NeMo Guardrails Terminology¶

The following terms identify the key concepts related to managing LLM safety by using the NeMo Guardrails middleware plugin.

Models¶

There are two groups of models you can define in a guardrail configuration.

Main model: The primary LLM that generates a response to a user prompt. Under the IGW plugin architecture, the main model is owned by IGW and specified through the VirtualModel's default_model_entity. Guardrail configurations typically omit the type: "main" model entry — the plugin injects the per-request main model at runtime. Include a type: "main" entry only to pin engine or parameters (base_url, default_headers); the model name itself always comes from the inference request body.; When using self-check rails in your guardrail configuration, the per-request main model performs the check.
Task model: The LLM used for a specific guardrail task on the user input and LLM output (for example, content safety or topic control checks). A guardrail configuration can use multiple task models. Task models are declared in the configuration and resolved through IGW's model routing.
LLM provider: The hosted or managed service for using an LLM. In most cases, this is likely a locally-hosted NIM or the NVIDIA API Catalog managed service, but NeMo Guardrails also supports external endpoints such as the OpenAI API.
LLM engine: The underlying runtime that controls how NeMo Guardrails communicates with an LLM. If self-hosting a NIM, or using the NVIDIA API Catalog managed service, use nim. If using the OpenAI API, use openai.

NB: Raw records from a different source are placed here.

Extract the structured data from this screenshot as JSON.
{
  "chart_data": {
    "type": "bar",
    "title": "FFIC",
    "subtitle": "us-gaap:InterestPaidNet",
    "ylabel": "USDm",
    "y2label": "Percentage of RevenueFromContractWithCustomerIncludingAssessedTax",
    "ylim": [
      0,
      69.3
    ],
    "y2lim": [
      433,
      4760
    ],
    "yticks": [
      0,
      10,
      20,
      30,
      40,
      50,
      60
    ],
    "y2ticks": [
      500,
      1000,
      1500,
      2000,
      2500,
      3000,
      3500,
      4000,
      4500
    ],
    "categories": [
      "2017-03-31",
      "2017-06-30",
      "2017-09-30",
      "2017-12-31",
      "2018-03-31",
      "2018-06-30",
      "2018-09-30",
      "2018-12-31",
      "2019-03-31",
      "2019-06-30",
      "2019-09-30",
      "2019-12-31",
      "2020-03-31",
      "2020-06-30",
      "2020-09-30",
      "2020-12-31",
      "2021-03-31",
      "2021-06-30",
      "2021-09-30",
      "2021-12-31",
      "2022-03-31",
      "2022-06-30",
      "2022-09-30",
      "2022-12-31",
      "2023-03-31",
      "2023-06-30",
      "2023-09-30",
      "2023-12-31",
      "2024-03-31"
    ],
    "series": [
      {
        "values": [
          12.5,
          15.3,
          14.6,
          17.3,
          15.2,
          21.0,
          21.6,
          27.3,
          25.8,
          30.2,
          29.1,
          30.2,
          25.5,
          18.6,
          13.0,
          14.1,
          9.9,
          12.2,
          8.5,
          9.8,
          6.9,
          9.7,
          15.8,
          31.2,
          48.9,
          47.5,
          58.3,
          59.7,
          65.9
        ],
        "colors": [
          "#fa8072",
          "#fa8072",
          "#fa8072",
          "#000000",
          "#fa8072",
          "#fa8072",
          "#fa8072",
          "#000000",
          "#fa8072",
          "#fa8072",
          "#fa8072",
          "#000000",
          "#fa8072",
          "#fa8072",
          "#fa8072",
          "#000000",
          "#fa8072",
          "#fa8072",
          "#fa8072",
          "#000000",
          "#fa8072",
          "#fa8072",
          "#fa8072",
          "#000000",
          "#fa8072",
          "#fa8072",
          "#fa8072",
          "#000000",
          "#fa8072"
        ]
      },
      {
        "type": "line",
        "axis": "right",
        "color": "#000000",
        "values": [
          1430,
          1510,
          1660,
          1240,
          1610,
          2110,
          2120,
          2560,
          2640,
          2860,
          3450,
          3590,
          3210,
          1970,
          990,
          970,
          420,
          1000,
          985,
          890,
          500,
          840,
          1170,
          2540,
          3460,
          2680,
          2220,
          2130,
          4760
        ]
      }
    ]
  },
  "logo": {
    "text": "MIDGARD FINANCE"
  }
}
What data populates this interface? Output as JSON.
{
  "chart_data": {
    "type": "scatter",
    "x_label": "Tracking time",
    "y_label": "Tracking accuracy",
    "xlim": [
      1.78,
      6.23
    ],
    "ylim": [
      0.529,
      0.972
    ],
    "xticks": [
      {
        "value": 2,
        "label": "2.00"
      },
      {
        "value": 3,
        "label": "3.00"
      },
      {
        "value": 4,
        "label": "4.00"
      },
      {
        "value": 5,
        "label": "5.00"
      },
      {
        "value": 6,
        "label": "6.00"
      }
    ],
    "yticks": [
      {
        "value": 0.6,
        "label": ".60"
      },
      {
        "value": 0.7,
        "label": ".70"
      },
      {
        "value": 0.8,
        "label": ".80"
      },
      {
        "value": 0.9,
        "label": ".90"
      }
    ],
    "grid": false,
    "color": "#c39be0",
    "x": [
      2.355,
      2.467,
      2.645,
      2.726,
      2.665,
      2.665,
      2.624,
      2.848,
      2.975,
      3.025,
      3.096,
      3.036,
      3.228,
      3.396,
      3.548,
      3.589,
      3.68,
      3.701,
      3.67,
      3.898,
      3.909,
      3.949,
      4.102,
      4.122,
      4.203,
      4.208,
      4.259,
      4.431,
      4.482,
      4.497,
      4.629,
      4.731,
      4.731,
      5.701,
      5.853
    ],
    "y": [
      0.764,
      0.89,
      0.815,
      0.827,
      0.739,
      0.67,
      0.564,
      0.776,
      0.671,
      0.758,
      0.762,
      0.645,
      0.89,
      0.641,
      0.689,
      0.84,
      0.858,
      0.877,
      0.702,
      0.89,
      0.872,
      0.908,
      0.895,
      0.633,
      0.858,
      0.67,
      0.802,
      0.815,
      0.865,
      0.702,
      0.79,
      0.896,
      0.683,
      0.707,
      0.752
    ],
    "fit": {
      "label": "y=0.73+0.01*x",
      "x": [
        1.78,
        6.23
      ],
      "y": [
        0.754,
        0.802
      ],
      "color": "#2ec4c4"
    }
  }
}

Guardrail configuration: A configuration object that defines how to perform guardrail checks. The configuration specifies the task model(s) to use and the rails to apply to user input and LLM output. A configuration can be stored as an entity and referenced by a VirtualModel via config_id, or supplied inline on a VirtualModel's middleware entry via config.
Rail (or guardrail): The configuration that controls the interaction with an LLM, potentially modifying or blocking content at a specific point during request processing. Rails are triggered at different points during the handling of a request:

Rail Type	Schema key	When Applied
Input	`input`	Before user input reaches the main model
Output	`output`	After the LLM generates output, before returning to the user

Input rail: A rail applied to user input before it reaches the main model. An input rail can reject the input, stopping any additional processing, or alter the input (for example, masking potentially sensitive data). A guardrail configuration can contain multiple input rails.
Output rail: A rail applied to the LLM output before returning it to the user. An output rail can reject the output, ensuring the LLM output is not returned to the user, or alter the output (for example, masking potentially sensitive data). A guardrail configuration can contain multiple output rails.
Flow: A named action in an input or output rail that defines the guardrail action to perform (for example, self check input).
Task prompt: A prompt template associated with a specific flow that defines the instructions to give the model that performs the action.
Prompt template variable: A templated variable that requires a dynamic value, populated with actual content at runtime, for example, {{ user_input }}.
Refusal text: The predefined message returned if NeMo Guardrails blocks a request. By default, this value is "I'm sorry, I can't respond to that.".

VirtualModel: A logical inference route managed by IGW. A VirtualModel maps a user-facing model name to a backend model entity and defines ordered middleware pipelines. Guardrails are activated by adding nemo-guardrails middleware entries to a VirtualModel's request_middleware and/or response_middleware.
MiddlewareCall: An entry in a VirtualModel's middleware pipeline that specifies which plugin to invoke and how to resolve its configuration. For guardrails, the name is "nemo-guardrails", the config_type is "guardrail_config", and the configuration is specified via config_id (entity reference) or config (inline payload).
Inference Gateway (IGW): The NeMo Platform service that routes inference requests. NeMo Guardrails runs as an in-process middleware plugin on IGW, intercepting requests and responses in the VirtualModel pipeline.